We have launched an e-system for the declaration of revenues of high profile political figures and public officials, which is accessible to the public, to journalists, and to international partners. The national agency for preventing corruption looks at these declarations, and then the national bureau for the fight against corruption investigates violations and refers them to the attorneys.

125 people have already been sentenced and large quantities of money and revenue have been returned to public coffers.

We are finally working to heal the country from something which had been affecting it for too long, and we are seeing the first results of these new institutions.

An incredible achievement of the past three years has been to restore confidence in the banking sector. Out of 190 banks, we closed all those we deemed inefficient.

The challenge lying ahead is the reform of the judiciary, which is the weak spot of all efforts against corruption. I am pleased we held an open election for judges sitting on the Supreme Court. We hope that the constitutional changes we wrote in this area will give the desired results and gather momentum for a reform of the country’s judiciary. It will take time. In Ukraine, we have more than 7,000 judges and it is impossible to change them all at once.

What obstacles did Kiev face in the negotiation process with Brussels about reforms?

Ukrainians are the main supporters of reforms.
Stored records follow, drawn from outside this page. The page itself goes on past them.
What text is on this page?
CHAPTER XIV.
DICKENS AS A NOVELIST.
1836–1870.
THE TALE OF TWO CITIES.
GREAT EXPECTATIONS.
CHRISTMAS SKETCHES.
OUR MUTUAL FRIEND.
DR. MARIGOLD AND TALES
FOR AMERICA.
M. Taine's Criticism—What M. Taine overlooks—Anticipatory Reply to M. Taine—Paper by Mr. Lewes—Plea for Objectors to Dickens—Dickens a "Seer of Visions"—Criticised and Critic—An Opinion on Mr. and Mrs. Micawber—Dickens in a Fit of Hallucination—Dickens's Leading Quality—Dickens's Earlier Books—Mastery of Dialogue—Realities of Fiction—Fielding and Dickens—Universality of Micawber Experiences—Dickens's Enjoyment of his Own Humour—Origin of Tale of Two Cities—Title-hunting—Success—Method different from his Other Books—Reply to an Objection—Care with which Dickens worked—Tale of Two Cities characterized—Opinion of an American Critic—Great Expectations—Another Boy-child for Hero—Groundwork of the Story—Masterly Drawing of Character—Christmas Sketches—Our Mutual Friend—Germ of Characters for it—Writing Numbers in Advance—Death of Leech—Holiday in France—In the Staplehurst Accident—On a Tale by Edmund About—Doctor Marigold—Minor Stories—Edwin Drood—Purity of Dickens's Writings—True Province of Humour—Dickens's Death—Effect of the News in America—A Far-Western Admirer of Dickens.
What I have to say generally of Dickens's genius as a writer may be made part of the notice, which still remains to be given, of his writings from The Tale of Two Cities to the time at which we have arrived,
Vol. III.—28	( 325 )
The president, the parliament, the government and Ukrainians at large all have an interest in implementing reforms – it is not a question of “what Brussels says”. We are not reforming because of Brussels. We are doing it so that our citizens feel better protected, to allow our country to grow, to access European markets, create the conditions for international trade, and attract investors.

In terms of obstacles, the largest one is the reform of government in Ukraine, which we started last year and are currently working on. It is impossible to have strong institutions without paying civil servants an appropriate salary and thus disincentivise corruption. But with a larger number of professional civil servants, we will be able to do it.
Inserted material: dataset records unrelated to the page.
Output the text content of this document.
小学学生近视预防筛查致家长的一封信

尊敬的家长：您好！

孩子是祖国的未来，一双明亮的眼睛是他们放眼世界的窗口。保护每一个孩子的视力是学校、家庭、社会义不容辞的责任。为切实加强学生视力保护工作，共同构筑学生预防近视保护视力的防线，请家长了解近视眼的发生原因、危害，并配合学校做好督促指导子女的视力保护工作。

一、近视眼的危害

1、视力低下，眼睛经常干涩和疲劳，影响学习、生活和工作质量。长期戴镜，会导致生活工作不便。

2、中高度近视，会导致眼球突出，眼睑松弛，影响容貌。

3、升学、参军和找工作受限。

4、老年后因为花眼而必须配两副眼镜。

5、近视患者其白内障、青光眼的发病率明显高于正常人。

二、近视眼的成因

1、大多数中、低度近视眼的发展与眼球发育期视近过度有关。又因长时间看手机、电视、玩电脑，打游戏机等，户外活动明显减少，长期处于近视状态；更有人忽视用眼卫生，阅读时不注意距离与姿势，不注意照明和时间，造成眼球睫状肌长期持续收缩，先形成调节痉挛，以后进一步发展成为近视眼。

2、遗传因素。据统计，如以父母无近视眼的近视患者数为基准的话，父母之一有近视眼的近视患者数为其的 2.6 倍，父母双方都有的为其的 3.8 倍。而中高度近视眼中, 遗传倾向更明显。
We are also trying to eliminate superfluous functions from the ministries, such as managing public enterprises. Privatising these companies will allow for a more flexible governance, and the state will deliver more efficient services to its citizens. But we are facing a lot of opposition from the old system.
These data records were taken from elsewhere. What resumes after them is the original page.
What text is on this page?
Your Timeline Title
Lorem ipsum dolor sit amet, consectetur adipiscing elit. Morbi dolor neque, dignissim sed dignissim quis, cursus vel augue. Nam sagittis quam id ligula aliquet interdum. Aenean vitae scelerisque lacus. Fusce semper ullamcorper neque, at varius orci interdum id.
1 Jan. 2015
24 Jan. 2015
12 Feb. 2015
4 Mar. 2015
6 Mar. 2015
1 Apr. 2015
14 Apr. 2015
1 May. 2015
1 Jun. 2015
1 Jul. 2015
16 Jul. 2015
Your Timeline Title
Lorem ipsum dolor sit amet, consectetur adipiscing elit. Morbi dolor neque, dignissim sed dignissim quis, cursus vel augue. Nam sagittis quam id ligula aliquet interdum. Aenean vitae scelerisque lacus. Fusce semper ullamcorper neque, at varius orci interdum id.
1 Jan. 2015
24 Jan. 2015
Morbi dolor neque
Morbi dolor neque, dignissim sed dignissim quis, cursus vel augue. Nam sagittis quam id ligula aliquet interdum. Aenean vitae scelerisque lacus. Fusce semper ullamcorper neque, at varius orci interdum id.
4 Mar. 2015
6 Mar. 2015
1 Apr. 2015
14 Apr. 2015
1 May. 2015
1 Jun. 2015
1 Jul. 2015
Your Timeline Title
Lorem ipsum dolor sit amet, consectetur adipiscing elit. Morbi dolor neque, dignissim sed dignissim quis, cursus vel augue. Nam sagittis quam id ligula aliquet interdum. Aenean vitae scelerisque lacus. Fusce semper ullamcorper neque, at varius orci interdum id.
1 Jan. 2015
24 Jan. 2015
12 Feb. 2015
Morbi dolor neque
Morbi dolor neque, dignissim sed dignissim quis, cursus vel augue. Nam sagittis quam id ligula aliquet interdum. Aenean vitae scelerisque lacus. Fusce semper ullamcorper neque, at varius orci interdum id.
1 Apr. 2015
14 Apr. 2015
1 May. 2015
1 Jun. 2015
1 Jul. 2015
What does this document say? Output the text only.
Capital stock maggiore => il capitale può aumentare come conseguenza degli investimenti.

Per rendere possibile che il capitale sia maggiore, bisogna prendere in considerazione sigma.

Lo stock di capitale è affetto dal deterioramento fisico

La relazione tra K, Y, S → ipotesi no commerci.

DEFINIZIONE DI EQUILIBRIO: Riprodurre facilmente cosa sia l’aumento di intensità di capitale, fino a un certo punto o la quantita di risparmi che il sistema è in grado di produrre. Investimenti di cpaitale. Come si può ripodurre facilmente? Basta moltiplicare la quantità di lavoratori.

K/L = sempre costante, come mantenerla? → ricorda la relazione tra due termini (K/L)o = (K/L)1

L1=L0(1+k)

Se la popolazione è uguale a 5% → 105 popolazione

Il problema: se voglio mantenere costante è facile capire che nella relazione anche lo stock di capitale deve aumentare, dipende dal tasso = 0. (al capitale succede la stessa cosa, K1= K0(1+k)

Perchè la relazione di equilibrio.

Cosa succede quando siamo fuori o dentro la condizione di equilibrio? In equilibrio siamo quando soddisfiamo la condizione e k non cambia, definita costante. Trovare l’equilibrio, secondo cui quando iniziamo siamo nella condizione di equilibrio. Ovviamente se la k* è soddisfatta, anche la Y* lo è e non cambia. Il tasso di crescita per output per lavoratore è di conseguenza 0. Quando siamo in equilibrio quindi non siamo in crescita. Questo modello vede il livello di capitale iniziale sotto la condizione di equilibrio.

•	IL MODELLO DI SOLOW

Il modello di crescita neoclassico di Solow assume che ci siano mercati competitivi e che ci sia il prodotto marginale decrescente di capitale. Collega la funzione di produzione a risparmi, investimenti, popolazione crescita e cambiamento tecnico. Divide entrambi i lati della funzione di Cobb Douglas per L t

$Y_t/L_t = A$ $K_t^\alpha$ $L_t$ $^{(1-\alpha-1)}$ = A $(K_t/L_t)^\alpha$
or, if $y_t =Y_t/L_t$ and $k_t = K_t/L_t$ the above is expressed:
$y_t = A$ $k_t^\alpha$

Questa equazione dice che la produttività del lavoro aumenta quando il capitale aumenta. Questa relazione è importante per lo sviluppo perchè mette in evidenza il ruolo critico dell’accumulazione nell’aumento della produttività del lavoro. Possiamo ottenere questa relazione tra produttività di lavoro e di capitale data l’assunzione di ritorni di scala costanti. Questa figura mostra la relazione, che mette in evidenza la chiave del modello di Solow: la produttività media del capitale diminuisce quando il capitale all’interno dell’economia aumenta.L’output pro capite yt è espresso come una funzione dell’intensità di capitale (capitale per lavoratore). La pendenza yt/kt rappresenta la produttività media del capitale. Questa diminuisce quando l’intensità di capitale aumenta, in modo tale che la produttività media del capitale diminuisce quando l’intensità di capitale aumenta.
Every effort we do requires a strong will and more time than we would like. The system was focused on process and not results, and we are breaking this cycle. It is a collective effort for the government, the parliament, civil society and our foreign partners.

One of the things worrying the EU is the ongoing conflict with eastern Ukraine. What is your government doing to improve the situation?

Ukraine wants a political and diplomatic resolution to the conflict. We want to highlight that this was an act of aggression by the Russian Federation against Ukraine – in 21st century Europe. This is a gross violation of international obligations and international treaties: from the illegal annexation of Crimea to the intervention of Russian troops in Eastern Ukraine.

We are working with the Normandy format (Germany, France, Russia and Ukraine) to resolve the situation. We are coordinating our actions with the French and German delegations. Ukraine is respecting all of its commitments. But unfortunately, we regularly notice violations by Russian mercenaries on the Ukranian ground outside of Kiev’s control.

Obviously, our army must respond to protect the civilian population. Violations by Russian mercenaries are a regular occurrence and they also prevent independent OECD observers from entering the area.

Russia is directly violating the Minsk protocol. During negotiations, we see that Russia is not ready to discuss humanitarian issues, like the release of hostages illegally detained in conflict areas, and of political prisoners held in Russia.

The number of troops and weapons deployed by Russia in the conflict keeps rising.

We are working with international organizations to increase their presence and surveillance role because we want the world to have objective facts. This will allow us to restore Ukraine’s territorial integrity.